Le vice-président et la présidente de Parents-Secours à Sherbrooke, Marc-André Houle et Johanne Poulin.

Parents-Secours en mode relance

Devant une baisse marquée des foyers refuges depuis le début des années 2000, Parents-Secours se place en mode relance à Sherbrooke.

Le nombre de foyers qui arborent à leur fenêtre la traditionnelle pancarte rouge et blanche d’un enfant dont la main est tenue par un adulte est passé de 400 sur le territoire sherbrookois en 2000 à 120 selon le dernier relevé de l’organisme.
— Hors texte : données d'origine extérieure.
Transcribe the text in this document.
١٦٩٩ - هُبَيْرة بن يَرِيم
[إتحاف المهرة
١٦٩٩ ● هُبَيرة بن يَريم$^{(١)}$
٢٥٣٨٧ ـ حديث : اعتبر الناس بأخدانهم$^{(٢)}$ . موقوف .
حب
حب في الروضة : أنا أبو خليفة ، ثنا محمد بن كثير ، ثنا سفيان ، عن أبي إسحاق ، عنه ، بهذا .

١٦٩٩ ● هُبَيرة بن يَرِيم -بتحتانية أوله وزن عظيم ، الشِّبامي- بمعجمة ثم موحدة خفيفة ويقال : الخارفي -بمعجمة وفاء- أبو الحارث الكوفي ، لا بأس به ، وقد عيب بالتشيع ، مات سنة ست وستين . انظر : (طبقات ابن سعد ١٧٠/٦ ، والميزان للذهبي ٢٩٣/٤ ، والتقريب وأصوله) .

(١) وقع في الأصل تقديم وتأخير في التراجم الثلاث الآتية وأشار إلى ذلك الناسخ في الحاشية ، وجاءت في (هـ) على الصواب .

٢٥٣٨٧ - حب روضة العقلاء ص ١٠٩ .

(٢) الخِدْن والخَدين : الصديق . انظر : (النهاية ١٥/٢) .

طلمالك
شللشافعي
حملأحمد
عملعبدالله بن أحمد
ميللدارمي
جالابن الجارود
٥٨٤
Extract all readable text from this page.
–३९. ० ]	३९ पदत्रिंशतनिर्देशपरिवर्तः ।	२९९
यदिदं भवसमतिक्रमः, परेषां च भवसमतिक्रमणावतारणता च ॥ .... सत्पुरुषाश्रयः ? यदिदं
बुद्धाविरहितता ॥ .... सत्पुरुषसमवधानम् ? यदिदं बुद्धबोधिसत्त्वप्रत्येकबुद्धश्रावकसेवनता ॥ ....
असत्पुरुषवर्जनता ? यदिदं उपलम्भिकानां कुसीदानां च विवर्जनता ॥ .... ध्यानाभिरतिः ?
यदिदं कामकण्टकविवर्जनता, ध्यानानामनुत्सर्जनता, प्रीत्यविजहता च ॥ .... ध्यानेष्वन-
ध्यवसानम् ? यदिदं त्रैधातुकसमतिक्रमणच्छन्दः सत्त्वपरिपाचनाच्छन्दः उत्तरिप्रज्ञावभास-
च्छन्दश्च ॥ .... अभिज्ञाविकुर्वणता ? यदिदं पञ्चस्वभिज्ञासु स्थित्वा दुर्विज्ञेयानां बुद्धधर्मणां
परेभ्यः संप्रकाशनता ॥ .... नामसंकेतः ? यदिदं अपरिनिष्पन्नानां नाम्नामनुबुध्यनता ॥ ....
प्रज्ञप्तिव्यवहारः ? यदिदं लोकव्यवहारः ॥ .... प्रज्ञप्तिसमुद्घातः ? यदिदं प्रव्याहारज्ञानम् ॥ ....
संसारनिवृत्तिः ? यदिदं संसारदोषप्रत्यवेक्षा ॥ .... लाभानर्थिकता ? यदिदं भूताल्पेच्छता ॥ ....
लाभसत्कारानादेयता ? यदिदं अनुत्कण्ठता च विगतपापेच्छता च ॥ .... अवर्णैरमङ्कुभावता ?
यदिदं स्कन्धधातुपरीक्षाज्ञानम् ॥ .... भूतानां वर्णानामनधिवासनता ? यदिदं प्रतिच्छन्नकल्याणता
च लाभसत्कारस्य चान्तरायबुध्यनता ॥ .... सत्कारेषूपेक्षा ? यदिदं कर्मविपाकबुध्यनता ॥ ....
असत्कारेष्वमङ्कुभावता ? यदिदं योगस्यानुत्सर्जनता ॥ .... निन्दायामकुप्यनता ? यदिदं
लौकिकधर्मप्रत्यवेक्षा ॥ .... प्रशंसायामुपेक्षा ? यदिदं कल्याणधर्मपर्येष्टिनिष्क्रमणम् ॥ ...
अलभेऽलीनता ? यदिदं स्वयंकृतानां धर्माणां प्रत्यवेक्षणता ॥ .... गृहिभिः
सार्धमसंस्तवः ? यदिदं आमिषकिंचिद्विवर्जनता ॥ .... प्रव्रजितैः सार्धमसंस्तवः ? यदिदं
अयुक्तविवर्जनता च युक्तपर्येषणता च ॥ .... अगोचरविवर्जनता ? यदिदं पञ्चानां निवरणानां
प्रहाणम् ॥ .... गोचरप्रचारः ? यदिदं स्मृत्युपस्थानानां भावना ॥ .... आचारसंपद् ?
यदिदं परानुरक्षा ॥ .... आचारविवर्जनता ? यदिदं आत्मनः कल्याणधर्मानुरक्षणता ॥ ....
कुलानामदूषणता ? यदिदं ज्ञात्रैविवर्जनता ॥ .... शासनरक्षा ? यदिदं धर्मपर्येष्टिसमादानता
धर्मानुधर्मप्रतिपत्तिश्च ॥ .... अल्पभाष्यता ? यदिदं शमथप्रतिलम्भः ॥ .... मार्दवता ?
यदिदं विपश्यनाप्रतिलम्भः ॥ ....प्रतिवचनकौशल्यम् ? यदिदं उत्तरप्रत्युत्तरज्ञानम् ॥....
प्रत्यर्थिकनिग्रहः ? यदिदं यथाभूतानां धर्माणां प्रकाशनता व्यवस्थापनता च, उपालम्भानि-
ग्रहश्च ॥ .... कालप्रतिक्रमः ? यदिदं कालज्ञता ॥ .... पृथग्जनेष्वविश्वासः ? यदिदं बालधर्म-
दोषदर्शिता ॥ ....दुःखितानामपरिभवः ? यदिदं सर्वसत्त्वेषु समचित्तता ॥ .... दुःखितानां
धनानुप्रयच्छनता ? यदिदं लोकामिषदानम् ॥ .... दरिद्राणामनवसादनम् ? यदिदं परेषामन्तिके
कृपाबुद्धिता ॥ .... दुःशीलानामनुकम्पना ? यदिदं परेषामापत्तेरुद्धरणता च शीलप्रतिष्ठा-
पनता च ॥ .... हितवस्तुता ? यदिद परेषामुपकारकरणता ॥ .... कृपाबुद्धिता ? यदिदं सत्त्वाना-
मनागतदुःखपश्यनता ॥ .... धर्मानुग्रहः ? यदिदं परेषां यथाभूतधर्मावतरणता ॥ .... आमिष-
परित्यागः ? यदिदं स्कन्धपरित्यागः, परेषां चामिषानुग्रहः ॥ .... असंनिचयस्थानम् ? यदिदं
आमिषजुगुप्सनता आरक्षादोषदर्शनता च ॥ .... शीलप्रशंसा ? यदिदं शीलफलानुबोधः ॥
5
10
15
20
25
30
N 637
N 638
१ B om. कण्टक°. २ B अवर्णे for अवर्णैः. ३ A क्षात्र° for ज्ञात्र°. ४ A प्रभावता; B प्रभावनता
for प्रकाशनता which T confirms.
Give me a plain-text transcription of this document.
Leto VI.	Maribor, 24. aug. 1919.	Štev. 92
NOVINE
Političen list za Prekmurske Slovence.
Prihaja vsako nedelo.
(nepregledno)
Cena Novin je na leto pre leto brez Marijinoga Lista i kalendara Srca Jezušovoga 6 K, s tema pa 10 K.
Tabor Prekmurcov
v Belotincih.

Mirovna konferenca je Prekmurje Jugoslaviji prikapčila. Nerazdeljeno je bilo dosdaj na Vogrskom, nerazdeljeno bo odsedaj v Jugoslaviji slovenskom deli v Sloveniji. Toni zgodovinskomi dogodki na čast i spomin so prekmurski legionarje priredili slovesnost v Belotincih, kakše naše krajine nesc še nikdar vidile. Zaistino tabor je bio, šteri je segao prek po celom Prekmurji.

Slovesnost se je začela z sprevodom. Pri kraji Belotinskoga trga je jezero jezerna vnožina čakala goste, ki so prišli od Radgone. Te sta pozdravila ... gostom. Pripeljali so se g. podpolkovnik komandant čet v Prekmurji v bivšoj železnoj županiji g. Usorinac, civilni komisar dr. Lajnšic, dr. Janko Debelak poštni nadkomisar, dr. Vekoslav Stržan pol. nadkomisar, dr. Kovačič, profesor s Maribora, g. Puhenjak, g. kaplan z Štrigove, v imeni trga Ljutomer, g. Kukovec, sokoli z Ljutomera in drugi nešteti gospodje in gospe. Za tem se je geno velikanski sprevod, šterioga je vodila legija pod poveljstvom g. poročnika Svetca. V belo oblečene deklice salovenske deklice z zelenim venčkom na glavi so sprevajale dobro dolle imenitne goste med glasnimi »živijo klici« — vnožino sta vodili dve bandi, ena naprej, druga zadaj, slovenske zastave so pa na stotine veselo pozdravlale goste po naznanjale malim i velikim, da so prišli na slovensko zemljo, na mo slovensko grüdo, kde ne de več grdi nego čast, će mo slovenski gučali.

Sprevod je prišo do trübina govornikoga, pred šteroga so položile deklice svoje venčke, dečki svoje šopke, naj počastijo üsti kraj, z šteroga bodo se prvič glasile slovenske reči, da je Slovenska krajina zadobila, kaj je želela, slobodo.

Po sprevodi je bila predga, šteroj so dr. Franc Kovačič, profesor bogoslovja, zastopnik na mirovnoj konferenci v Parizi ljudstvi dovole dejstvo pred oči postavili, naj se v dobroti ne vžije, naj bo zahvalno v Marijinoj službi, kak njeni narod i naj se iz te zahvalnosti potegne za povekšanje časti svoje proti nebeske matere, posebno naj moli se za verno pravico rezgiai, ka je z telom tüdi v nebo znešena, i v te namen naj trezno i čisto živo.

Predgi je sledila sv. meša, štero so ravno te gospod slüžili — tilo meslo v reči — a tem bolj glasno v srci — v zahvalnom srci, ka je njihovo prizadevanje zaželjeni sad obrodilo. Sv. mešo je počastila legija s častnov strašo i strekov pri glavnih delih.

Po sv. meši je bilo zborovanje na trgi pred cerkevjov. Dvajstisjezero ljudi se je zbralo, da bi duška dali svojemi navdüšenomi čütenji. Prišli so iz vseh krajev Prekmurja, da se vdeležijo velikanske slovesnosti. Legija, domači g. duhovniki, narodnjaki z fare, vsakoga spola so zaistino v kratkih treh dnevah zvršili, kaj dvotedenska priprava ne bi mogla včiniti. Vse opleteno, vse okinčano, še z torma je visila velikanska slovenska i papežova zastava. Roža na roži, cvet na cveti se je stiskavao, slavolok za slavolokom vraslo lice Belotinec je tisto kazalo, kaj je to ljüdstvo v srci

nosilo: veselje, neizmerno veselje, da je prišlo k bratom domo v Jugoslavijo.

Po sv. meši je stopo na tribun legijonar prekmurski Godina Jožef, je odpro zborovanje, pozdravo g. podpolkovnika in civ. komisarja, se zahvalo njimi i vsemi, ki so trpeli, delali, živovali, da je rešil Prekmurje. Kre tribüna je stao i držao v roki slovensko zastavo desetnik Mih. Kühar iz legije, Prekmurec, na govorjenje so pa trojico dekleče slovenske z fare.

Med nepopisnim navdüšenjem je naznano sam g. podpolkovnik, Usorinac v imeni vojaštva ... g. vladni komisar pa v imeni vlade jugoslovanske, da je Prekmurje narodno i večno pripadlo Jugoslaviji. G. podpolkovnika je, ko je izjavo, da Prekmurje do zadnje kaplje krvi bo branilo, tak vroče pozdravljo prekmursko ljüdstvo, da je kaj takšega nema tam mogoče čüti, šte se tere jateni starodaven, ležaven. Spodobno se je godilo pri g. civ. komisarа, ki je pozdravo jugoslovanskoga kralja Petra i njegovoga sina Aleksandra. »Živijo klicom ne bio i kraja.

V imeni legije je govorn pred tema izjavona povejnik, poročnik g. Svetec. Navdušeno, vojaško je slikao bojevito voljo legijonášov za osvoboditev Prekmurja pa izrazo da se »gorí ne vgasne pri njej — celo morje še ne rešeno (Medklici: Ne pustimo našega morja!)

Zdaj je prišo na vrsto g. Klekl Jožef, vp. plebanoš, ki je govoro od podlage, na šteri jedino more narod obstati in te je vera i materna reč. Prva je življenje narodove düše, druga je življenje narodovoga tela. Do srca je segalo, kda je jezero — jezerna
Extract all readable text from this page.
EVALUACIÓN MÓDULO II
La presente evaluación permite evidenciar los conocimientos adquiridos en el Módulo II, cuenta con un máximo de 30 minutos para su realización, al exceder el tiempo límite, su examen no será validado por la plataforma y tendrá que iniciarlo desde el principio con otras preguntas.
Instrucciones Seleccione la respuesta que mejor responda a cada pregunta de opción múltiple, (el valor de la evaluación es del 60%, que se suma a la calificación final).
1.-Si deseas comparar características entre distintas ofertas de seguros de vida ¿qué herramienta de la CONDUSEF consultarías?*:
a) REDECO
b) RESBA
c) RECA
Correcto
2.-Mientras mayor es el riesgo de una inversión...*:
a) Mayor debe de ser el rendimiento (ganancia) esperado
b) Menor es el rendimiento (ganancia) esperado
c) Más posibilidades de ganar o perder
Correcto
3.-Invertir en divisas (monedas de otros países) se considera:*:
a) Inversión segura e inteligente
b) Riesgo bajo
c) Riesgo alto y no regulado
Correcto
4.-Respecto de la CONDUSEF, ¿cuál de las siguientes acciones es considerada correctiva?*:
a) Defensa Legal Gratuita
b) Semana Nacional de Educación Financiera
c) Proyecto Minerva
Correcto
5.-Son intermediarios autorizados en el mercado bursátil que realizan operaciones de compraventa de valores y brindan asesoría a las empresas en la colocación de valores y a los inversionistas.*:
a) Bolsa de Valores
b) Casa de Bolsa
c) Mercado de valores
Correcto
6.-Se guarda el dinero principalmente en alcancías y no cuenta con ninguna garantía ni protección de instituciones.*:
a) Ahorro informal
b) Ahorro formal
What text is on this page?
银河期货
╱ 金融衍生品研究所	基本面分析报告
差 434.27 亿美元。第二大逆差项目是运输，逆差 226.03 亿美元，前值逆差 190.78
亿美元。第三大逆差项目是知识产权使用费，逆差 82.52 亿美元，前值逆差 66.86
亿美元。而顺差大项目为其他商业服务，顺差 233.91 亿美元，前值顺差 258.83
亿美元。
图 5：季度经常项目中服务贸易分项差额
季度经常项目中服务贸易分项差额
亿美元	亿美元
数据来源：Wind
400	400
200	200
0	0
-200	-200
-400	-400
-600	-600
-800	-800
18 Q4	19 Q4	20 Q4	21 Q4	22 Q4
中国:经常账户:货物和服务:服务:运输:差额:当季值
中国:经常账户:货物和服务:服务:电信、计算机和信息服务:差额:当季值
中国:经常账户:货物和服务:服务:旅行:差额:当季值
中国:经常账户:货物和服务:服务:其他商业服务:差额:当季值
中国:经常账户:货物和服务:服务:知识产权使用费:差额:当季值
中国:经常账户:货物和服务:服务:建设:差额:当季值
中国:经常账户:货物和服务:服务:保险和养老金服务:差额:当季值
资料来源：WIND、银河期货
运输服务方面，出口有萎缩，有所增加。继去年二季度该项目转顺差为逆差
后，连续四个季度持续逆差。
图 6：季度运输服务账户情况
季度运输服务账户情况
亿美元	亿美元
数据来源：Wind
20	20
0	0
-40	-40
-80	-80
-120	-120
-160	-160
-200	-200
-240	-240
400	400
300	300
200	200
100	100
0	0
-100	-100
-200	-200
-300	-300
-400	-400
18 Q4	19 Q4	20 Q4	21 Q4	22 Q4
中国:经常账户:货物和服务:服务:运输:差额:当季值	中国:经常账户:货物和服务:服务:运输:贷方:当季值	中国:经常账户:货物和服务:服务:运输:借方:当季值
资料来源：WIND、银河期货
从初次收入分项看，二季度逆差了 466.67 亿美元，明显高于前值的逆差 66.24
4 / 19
« Nous voulons dire à la population que Parents-Secours existe encore », signale vice-président de Parents-Secours à Sherbrooke, Marc-André Houle.

« Les foyers refuges peuvent accueillir des enfants ou des ainés dans toutes sortes de situations. Ils viennent en aide tant aux enfants qui peuvent avoir peur ou qui se perdent en marchant ou qui se blessent à vélo notamment. La pancarte est un symbole de protection », ajoute la présidente de Parents-Secours à Sherbrooke, Johanne Poulin.

Marc-André Houle et Johanne Poulin invitent les personnes intéressées à persévérer dans le processus de filtrage policier pour s’assurer des foyers refuges surs.

« La présence de Parents-Secours permet de hausse le sentiment de sécurité dans les quartiers tant pour les enfants que les parents. C’est évident que l’on doit s’assurer que les foyers refuges sont surs à 100 pour cent », mentionne M. Houle.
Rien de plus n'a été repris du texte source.